At present, we are sending our patients abroad. These are patients who find it difficult to walk from the hospital waiting room into my consulting room because of their disability and we are asking them to take a pilgrimage four or five times to in the United Kingdom with a carer at considerable personal inconvenience and cost. They visit good centres in the United Kingdom but it is a stressful situation for them to have to undertake. They travel back and forth by plane, with flights often booked at the last minute at significant expense, and stay in the United Kingdom centres to undergo assessments and post-operative programming, which is a large part of the procedure.
What is more difficult and distressing as a neurologist treating these patients, and no less for the patients themselves, is where they run into post-operative complications. If their battery fails, they get post-operative infections or there is a lead failure, there is a scramble to contact the neurosurgical centre to get them over. We have to scramble to get E112 treatment abroad approval. The patient sometimes sits in an accident and emergency department, in Dublin or elsewhere in the country, waiting for this urgent transfer to the United Kingdom. This is really not satisfactory. We are delighted to work with our colleagues in the United Kingdom but, taken in the whole, it is not satisfactory for either neurologists or patients.
I would submit to the committee that the ideal situation is an Irish movement of neurologists, of which we have a large number now trained within the country who are adept and experienced in dealing with these conditions. They would work with colleagues in Belfast and, I hope in the medium term, in Dublin or Cork, in centres where the service is provided in a multidisciplinary fashion.
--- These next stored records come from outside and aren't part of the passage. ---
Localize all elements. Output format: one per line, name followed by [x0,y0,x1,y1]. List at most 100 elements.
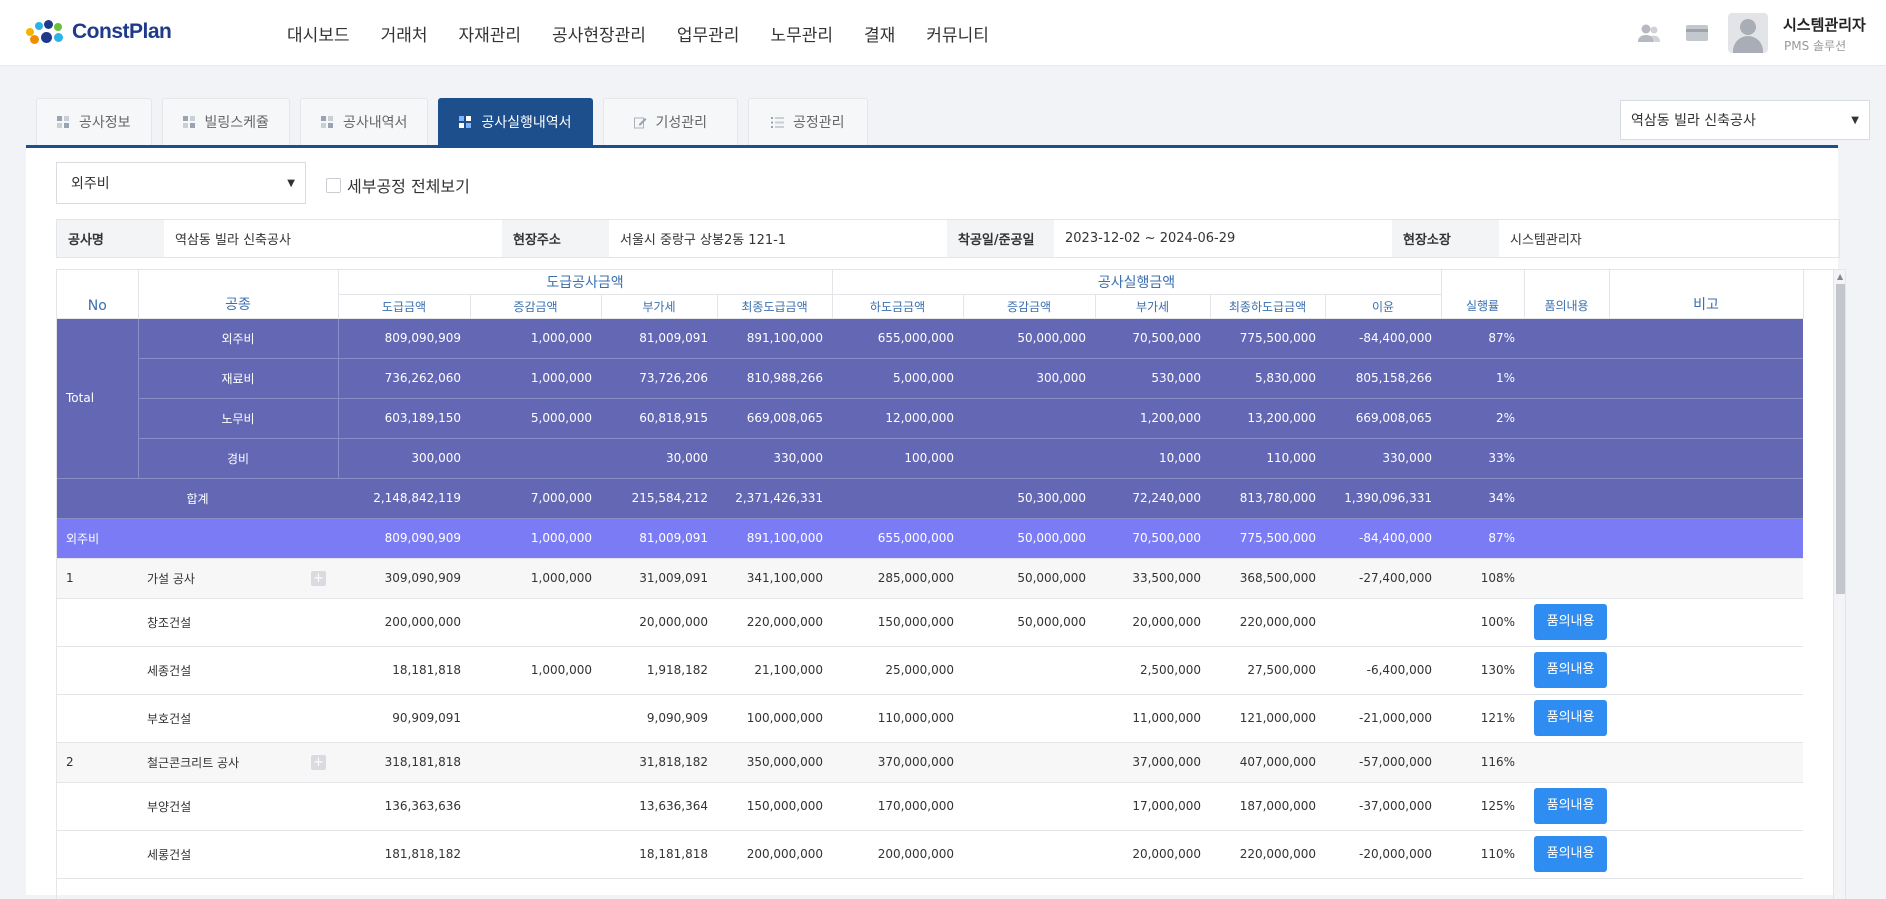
nav-sites[interactable]: 공사현장관리 [552,21,646,46]
amount-cell [470,694,601,743]
nav-labor[interactable]: 노무관리 [770,21,833,46]
category-select[interactable]: 외주비 ▼ [56,162,306,204]
subcontractor-row[interactable]: 부호건설 90,909,091 9,090,909 100,000,000 110,00… [57,694,1804,743]
brand-logo[interactable]: ConstPlan [26,20,172,44]
rate-cell: 34% [1441,478,1525,519]
grid-icon [459,115,472,129]
subcontractor-row[interactable]: 세종건설 18,181,818 1,000,000 1,918,182 21,100,0… [57,646,1804,695]
group-row[interactable]: 1 가설 공사 +309,090,909 1,000,000 31,009,091 341… [57,558,1804,599]
amount-cell: 20,000,000 [1095,830,1211,879]
approval-detail-button[interactable]: 품의내용 [1534,788,1608,824]
amount-cell [470,742,601,783]
approval-cell [1524,318,1610,359]
amount-cell: 669,008,065 [1325,398,1442,439]
remark-cell [1609,478,1804,519]
approval-cell [1524,358,1610,399]
amount-cell: 150,000,000 [717,782,833,831]
amount-cell: 200,000,000 [338,598,470,647]
nav-community[interactable]: 커뮤니티 [926,21,989,46]
tab-billing-schedule[interactable]: 빌링스케쥴 [161,98,290,145]
nav-dashboard[interactable]: 대시보드 [287,21,350,46]
tab-schedule-management[interactable]: 공정관리 [748,98,868,145]
user-name[interactable]: 시스템관리자 [1783,14,1866,35]
nav-approval[interactable]: 결재 [864,21,895,46]
info-period: 2023-12-02 ~ 2024-06-29 [1065,231,1236,246]
remark-cell [1609,830,1804,879]
checkbox[interactable] [326,177,341,193]
approval-cell: 품의내용 [1524,646,1610,695]
scroll-thumb[interactable] [1836,284,1845,594]
nav-tasks[interactable]: 업무관리 [677,21,740,46]
category-select-value: 외주비 [71,176,110,192]
show-all-subprocess-toggle[interactable]: 세부공정 전체보기 [326,173,470,197]
amount-cell: 50,000,000 [963,558,1096,599]
rate-cell: 125% [1441,782,1525,831]
tab-construction-details[interactable]: 공사내역서 [299,98,429,145]
amount-cell: 72,240,000 [1095,478,1211,519]
subcontractor-name-cell: 부양건설 [138,782,338,831]
amount-cell: 50,000,000 [963,518,1096,559]
col-sub-final: 최종하도급금액 [1210,294,1326,319]
card-icon[interactable] [1685,22,1709,44]
approval-detail-button[interactable]: 품의내용 [1534,652,1608,688]
subcontractor-name-cell: 창조건설 [138,598,338,647]
approval-detail-button[interactable]: 품의내용 [1534,604,1608,640]
row-no [57,694,138,743]
tab-execution-details[interactable]: 공사실행내역서 [438,98,593,145]
approval-detail-button[interactable]: 품의내용 [1534,836,1608,872]
amount-cell: 50,300,000 [963,478,1096,519]
project-select[interactable]: 역삼동 빌라 신축공사 ▼ [1620,100,1870,140]
amount-cell: -84,400,000 [1325,518,1442,559]
caret-down-icon: ▼ [287,177,295,189]
amount-cell: 90,909,091 [338,694,470,743]
amount-cell: 200,000,000 [717,830,833,879]
tab-construction-info[interactable]: 공사정보 [36,98,152,145]
remark-cell [1609,646,1804,695]
nav-clients[interactable]: 거래처 [381,21,428,46]
subcontractor-row[interactable]: 세롱건설 181,818,182 18,181,818 200,000,000 200,… [57,830,1804,879]
expand-plus-icon[interactable]: + [311,754,326,770]
remark-cell [1609,782,1804,831]
scroll-up-icon[interactable]: ▲ [1837,272,1843,281]
subcontractor-row[interactable]: 부양건설 136,363,636 13,636,364 150,000,000 170,… [57,782,1804,831]
info-address: 서울시 중랑구 상봉2동 121-1 [620,233,787,248]
amount-cell: 150,000,000 [832,598,964,647]
tab-progress-payment[interactable]: 기성관리 [602,98,739,145]
amount-cell: 70,500,000 [1095,318,1211,359]
amount-cell: 181,818,182 [338,830,470,879]
approval-detail-button[interactable]: 품의내용 [1534,700,1608,736]
rate-cell: 100% [1441,598,1525,647]
total-category-name: 경비 [138,438,339,479]
category-row[interactable]: 외주비 809,090,909 1,000,000 81,009,091 891,100… [57,518,1804,559]
amount-cell: 2,148,842,119 [338,478,470,519]
col-remark: 비고 [1609,270,1804,319]
vertical-scrollbar[interactable]: ▲ [1833,270,1845,899]
col-group-contract: 도급공사금액 [338,270,833,295]
approval-cell: 품의내용 [1524,830,1610,879]
expand-plus-icon[interactable]: + [311,570,326,586]
tab-label: 공정관리 [793,115,845,131]
remark-cell [1609,358,1804,399]
amount-cell: 50,000,000 [963,598,1096,647]
avatar[interactable] [1728,13,1768,53]
amount-cell: 813,780,000 [1210,478,1326,519]
subcontractor-row[interactable]: 창조건설 200,000,000 20,000,000 220,000,000 150,… [57,598,1804,647]
approval-cell [1524,518,1610,559]
amount-cell: 73,726,206 [601,358,717,399]
nav-materials[interactable]: 자재관리 [458,21,521,46]
amount-cell: 200,000,000 [832,830,964,879]
amount-cell: 20,000,000 [1095,598,1211,647]
users-icon[interactable] [1637,22,1661,44]
amount-cell: 81,009,091 [601,318,717,359]
amount-cell: 318,181,818 [338,742,470,783]
rate-cell: 130% [1441,646,1525,695]
group-row[interactable]: 2 철근콘크리트 공사 +318,181,818 31,818,182 350,000,… [57,742,1804,783]
subcontractor-name: 부호건설 [147,711,192,726]
amount-cell: 655,000,000 [832,518,964,559]
group-name-cell: 철근콘크리트 공사 + [138,742,338,783]
amount-cell: 1,200,000 [1095,398,1211,439]
amount-cell: 187,000,000 [1210,782,1326,831]
total-category-name: 외주비 [138,318,339,359]
amount-cell: 5,000,000 [832,358,964,399]
amount-cell: 330,000 [717,438,833,479]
We could meet our surgeons instead of working blindly in a parallel fashion with neurosurgeons in the UK. If post-operative complications occur, we can pick up the telephone and speak to a surgeon, such as Mr. Quigley, and say a patient is in trouble and request that he be brought up today. That would happen and then we could manage the complications efficiently and compassionately for the patients with problems.
There are rational arguments to be made for the Thirty-two County solution. We have a critical mass of neurologists and neurosurgeons who can provide the service. Undoubtedly, if the service became available in Ireland, patients now not undergoing the procedure would do so. Since 1997, we have sent about 150 patients for the treatment. A conservative estimate is that two to three times that number would benefit greatly from the procedure. Local awareness of the procedure would undoubtedly bring people into the sphere of treatment who are currently not receiving it.
It is critical that we bear in mind that deep brain stimulation is not a new or experimental therapy. It is well evidence based. It is expanding exponentially through a number of different indications, outside movement disorders into the management of pain, epilepsy and even cognitive disorders, such as Alzheimer's disease. Interesting information is emerging from research in this area. It is important that we realise we are left behind within the sphere of deep brain stimulation and thus we are doing a disservice to our patients for the future. I will be happy to take any questions.